7. COST OF LIVING ADJUSTMENT (COLA) BENEFIT: Some differences that exist between companies fall into the following categories:

  • Basis for increase, that is, indexed to some standard such as the Consumer Price Index or guaranteed.
  • Conversion of these benefits to the base benefit after returning to work, prior to what age and at what cost, if any. This is especially important if the original (or a new) disability could reappear or if there was no future increase option and the insured wanted the new claim to begin with the last amount paid.

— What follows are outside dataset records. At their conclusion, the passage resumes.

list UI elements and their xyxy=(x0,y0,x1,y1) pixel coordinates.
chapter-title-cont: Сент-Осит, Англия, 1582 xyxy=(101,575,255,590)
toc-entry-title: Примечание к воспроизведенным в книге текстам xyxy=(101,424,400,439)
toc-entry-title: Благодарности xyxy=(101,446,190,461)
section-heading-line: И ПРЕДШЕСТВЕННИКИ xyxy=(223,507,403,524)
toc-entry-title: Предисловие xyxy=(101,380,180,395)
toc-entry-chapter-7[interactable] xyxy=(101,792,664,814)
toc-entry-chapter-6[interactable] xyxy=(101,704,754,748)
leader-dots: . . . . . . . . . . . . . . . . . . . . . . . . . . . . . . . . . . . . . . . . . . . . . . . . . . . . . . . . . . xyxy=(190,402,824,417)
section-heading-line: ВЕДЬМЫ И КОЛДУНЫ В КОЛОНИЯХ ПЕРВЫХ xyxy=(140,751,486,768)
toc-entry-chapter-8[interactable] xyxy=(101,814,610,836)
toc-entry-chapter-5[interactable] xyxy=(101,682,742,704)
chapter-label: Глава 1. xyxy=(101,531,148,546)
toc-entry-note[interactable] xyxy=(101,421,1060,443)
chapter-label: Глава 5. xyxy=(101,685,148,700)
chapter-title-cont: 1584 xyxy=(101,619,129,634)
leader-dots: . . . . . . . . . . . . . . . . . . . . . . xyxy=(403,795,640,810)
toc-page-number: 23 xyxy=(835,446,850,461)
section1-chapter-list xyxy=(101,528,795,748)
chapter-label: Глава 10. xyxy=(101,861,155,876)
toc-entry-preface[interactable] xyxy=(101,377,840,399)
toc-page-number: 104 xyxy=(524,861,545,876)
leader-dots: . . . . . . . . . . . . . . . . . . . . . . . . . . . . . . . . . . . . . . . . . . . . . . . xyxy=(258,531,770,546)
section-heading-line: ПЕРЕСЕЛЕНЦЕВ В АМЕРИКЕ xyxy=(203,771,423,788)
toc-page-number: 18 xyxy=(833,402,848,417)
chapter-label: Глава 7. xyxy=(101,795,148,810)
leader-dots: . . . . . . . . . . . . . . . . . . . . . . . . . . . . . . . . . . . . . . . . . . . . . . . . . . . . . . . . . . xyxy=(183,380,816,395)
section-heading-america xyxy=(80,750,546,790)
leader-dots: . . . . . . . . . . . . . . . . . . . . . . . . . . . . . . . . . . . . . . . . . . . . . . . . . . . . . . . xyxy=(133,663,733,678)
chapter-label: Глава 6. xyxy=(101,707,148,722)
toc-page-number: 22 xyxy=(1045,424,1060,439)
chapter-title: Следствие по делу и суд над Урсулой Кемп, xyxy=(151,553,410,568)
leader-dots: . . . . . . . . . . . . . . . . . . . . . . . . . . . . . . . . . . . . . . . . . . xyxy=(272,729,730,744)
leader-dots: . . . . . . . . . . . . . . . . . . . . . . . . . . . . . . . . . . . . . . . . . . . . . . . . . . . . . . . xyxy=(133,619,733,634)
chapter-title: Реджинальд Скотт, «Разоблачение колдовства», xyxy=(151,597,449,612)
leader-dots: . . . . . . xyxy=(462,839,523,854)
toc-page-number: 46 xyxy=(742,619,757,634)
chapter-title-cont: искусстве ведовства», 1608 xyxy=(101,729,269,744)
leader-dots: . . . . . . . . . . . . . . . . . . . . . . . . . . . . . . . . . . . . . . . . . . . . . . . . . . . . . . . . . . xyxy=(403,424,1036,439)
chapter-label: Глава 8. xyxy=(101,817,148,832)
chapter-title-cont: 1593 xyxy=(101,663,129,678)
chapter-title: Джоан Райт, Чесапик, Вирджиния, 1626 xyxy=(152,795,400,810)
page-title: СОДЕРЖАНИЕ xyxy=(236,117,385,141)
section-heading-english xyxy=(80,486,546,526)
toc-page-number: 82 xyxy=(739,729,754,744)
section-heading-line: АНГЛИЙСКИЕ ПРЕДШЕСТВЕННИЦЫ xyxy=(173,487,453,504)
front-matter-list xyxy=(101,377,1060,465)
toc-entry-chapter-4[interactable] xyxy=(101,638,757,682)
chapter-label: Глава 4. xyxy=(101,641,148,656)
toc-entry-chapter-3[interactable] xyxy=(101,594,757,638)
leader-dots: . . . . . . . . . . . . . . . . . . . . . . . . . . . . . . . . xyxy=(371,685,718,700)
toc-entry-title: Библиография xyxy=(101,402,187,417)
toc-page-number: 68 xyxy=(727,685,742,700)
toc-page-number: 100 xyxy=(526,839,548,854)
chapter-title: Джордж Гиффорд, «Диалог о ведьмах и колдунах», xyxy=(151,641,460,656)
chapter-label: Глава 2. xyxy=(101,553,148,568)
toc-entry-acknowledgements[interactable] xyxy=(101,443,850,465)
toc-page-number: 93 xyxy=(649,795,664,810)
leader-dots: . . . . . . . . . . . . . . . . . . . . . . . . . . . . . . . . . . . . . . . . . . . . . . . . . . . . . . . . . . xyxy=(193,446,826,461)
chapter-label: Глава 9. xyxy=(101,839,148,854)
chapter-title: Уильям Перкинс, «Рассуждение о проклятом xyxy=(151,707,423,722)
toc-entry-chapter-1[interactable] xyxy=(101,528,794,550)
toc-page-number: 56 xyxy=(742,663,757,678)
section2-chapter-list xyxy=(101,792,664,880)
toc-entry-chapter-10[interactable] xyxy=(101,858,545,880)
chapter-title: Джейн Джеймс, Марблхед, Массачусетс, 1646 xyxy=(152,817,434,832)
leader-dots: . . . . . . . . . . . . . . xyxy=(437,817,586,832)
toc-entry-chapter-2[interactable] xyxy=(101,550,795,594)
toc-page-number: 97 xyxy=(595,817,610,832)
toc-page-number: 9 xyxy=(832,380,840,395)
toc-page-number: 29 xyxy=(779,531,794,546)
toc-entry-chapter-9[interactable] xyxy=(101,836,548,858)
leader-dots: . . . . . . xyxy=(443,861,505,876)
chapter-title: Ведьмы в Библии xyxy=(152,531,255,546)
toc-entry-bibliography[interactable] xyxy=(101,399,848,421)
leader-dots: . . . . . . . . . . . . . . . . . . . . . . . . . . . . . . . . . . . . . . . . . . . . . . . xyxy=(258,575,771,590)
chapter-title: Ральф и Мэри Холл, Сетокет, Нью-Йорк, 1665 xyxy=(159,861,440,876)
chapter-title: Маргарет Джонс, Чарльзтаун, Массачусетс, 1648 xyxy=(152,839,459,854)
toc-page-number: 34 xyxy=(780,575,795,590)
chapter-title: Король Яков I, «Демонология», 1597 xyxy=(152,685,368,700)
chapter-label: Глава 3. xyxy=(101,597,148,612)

8. MISCELLANEOUS: There are a couple of other related contract components that should be considered when analyzing a contract, but because they are less significant, I will not elaborate. These are:

  • Conditionally renewable -- most policies are renewable to 75, while others are renewable for the insured's lifetime (if the insured is gainfully employed for a minimum of 30 hours weekly).
     
  • Loss of income necessary to be deemed totally disabled (most contracts say 75%, while a few use 80%) -- the lower the percentage, the better the contract.
     
  • Recurrent disability -- some contracts say six months must elapse, while others say twelve. Which is better depends on the length of the benefit period. If the benefit period has expired, then six months is better for the following reasons: If the insured can return to work for six months and has a relapse, then the benefit period starts all over again. With a 12-month provision, the elimination period, or in the case of a relapse, would be connected.

CONCLUSION: The insured should have their policy reviewed by a real specialist in view of the fact that the disability insurance industry is in the midst of major changes. Recently issued policies or even some older ones might contain provisions that will make it more difficult to have a claim paid. The window of opportunity is beginning to close for the better contracts.

Women in particular have been hard hit with the introduction of sex distinct rates which have replaced unisex rates, resulting in premiums that are approximately 30% higher than men.